One year after Exuma native, Revardo McKenzie interned at the Kennedy Space Center for a summer program, two more Bahamians are being afforded the opportunity. Bahamians Justin Lockhart and Oliver Lundy have been awarded the Alf Thompson Memorial Scholarship (ATMS) to intern at the Kennedy Space Center this summer.
Lockhart and Lundy will spend eight weeks (June 4- July 28) working with research scientists and engineers from academia, NASA and corporations in the fields of aeronautical studies, biological sciences and space-related technology. The 21-year-olds beat out a field of over 25 candidates vying for the scholarships.
Both young men have just graduated from college -- Lockhart earned an engineering degree from Bucknell University in Pennsylvania. Lundy pursued studies in biology and chemistry at The College of The Bahamas.
"It is a tremendous opportunity for me to use the internship as a stepping stone to my professional engineering career," said Lockhart. "I will be a practicing engineer-in-training as of mid-June and will have a bachelor of science in mechanical engineering."
He added, "I view this award as a gift to my family, friends and teachers at St. Andrew's School and Bucknell University. If it wasn't for them, I would not be where I am right now".
Lockhart and Lundy will have the opportunity to build relationships with noted scientists and researchers in the fields of space sciences, biotechnology and engineering.

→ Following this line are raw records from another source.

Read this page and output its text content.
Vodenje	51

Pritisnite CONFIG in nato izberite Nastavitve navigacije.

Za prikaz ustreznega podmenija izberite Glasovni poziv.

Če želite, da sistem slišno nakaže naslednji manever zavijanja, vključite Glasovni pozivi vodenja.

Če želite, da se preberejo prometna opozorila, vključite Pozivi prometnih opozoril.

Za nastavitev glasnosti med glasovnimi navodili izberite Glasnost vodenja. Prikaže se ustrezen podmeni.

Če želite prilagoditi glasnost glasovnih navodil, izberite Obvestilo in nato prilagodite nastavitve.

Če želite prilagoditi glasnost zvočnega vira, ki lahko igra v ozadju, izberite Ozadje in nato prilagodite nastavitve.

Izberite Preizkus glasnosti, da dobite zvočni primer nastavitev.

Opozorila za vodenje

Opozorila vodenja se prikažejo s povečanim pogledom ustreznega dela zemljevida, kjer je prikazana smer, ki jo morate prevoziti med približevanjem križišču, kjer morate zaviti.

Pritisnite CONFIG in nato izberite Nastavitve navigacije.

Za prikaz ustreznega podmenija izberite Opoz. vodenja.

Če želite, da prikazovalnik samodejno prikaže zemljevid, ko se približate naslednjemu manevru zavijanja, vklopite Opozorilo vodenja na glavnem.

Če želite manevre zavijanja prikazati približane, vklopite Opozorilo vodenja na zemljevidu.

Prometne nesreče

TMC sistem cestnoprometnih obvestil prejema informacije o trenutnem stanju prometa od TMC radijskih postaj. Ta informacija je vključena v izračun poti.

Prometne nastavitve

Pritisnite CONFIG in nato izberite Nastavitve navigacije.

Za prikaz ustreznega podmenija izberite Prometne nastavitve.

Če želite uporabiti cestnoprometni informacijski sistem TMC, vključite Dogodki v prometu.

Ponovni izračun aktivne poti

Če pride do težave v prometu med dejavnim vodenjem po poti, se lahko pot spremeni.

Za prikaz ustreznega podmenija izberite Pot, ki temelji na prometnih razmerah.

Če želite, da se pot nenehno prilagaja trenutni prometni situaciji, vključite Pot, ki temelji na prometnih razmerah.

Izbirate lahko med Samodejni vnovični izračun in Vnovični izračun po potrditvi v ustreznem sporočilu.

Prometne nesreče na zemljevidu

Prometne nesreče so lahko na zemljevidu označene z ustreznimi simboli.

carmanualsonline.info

Dr. Jamie Foster, a researcher with the Department of Microbiology and Cell Science at the University of Florida will be working closely with both Bahamians. Her areas of study are environmental microbiology, microbial ecology and astrobiology. In the past, Dr. Foster has worked with Bahamian educators and students at the Bahamas Marine EcoCentre's field station in the Exuma Cays. As a result of her experience there, she has opened the door for qualifying Bahamian students to work at the Kennedy Space Center through the ATMS.
"Though all the fields of internship offered by this program are fascinating, the area that interests me most is the study of biological sciences" said Lundy who plans to pursue his masters and doctorate degrees in biotechnology. "The end goal of this is to make The Bahamas more energy efficient and green. I could help this country begin to maintain self-reliance in terms of food and possibly even energy generation, or by helping to make The Bahamas more palpable to eco-tourism."
Lockhart will be working with Dr. Phil Metzger, a NASA research physicist who has worked in the space program since 1985. Some of his areas of research include the utilization of space resources and finding ways to address the dwindling of non-renewable resources on earth and its effects upon civilization.
Upon completion of the eight-week summer internship, Lockhart and Lundy will be asked to share their experiences with other Bahamian students. A spokesperson for the ATMS indicated that giving back to others in the community is an important aspect of the scholarship. Visits to local high schools, COB and other learning facilities will be arranged so that others interested in the fields will be encouraged to pursue their aspirations.
The Alf Thompson Memorial Scholarship was established in 2011 by the Bahamas Marine EcoCentre (BME), a non-profit organization promoting awareness and respect for the Bahamian environment through research, education and art. This is the second year the ATMS has been awarded. McKenzie was the first scholarship recipient. BME hopes to be able to continue offering this opportunity for Bahamian students in the coming years.